Ca 2+ -CaM Dependent Inactivation of RyR2 Underlies Ca 2+ Alternans in Intact Heart.

Rationale: Ca ²⁺ alternans plays an essential role in cardiac alternans that can lead to ventricular fibrillation, but the mechanism underlying Ca ²⁺ alternans remains undefined. Increasing evidence suggests that Ca ²⁺ alternans results from alternations in the inactivation of cardiac RyR2 (ryanodine receptor 2). However, what inactivates RyR2 and how RyR2 inactivation leads to Ca ²⁺ alternans are unknown.
Objective: To determine the role of CaM (calmodulin) on Ca ²⁺ alternans in intact working mouse hearts.

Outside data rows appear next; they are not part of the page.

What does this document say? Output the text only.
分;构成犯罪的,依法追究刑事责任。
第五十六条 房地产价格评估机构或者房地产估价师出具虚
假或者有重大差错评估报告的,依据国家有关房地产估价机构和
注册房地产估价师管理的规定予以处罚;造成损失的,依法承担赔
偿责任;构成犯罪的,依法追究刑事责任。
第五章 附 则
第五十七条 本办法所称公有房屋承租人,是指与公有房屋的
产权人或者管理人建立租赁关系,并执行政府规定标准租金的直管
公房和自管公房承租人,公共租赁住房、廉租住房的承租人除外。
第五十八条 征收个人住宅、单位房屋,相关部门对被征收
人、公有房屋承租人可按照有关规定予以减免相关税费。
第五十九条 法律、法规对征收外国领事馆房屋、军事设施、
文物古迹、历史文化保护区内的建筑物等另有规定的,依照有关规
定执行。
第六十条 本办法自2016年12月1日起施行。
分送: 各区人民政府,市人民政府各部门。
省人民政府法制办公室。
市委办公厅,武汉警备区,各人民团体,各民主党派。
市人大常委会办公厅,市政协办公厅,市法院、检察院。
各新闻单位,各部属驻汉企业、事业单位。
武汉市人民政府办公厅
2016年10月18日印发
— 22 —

Methods and Results: We used an in vivo local gene delivery approach to alter CaM function by directly injecting adenoviruses expressing CaM-wild type, a loss-of-function CaM mutation, CaM (1-4), and a gain-of-function mutation, CaM-M37Q, into the anterior wall of the left ventricle of RyR2 wild type or mutant mouse hearts. We monitored Ca ²⁺ transients in ventricular myocytes near the adenovirus-injection sites in Langendorff-perfused intact working hearts using confocal Ca ²⁺ imaging. We found that CaM-wild type and CaM-M37Q promoted Ca ²⁺ alternans and prolonged Ca ²⁺ transient recovery in intact RyR2 wild type and mutant hearts, whereas CaM (1-4) exerted opposite effects. Altered CaM function also affected the recovery from inactivation of the L-type Ca ²⁺ current but had no significant impact on sarcoplasmic reticulum Ca ²⁺ content. Furthermore, we developed a novel numerical myocyte model of Ca ²⁺ alternans that incorporates Ca ²⁺ -CaM-dependent regulation of RyR2 and the L-type Ca ²⁺ channel. Remarkably, the new model recapitulates the impact on Ca ²⁺ alternans of altered CaM and RyR2 functions under 9 different experimental conditions. Our simulations reveal that diastolic cytosolic Ca ²⁺ elevation as a result of rapid pacing triggers Ca ²⁺ -CaM dependent inactivation of RyR2. The resultant RyR2 inactivation diminishes sarcoplasmic reticulum Ca ²⁺ release, which, in turn, reduces diastolic cytosolic Ca ²⁺ , leading to alternations in diastolic cytosolic Ca ²⁺ , RyR2 inactivation, and sarcoplasmic reticulum Ca ²⁺ release (ie, Ca ²⁺ alternans).
Conclusions: Our results demonstrate that inactivation of RyR2 by Ca ²⁺ -CaM is a major determinant of Ca ²⁺ alternans, making Ca ²⁺ -CaM dependent regulation of RyR2 an important therapeutic target for cardiac alternans.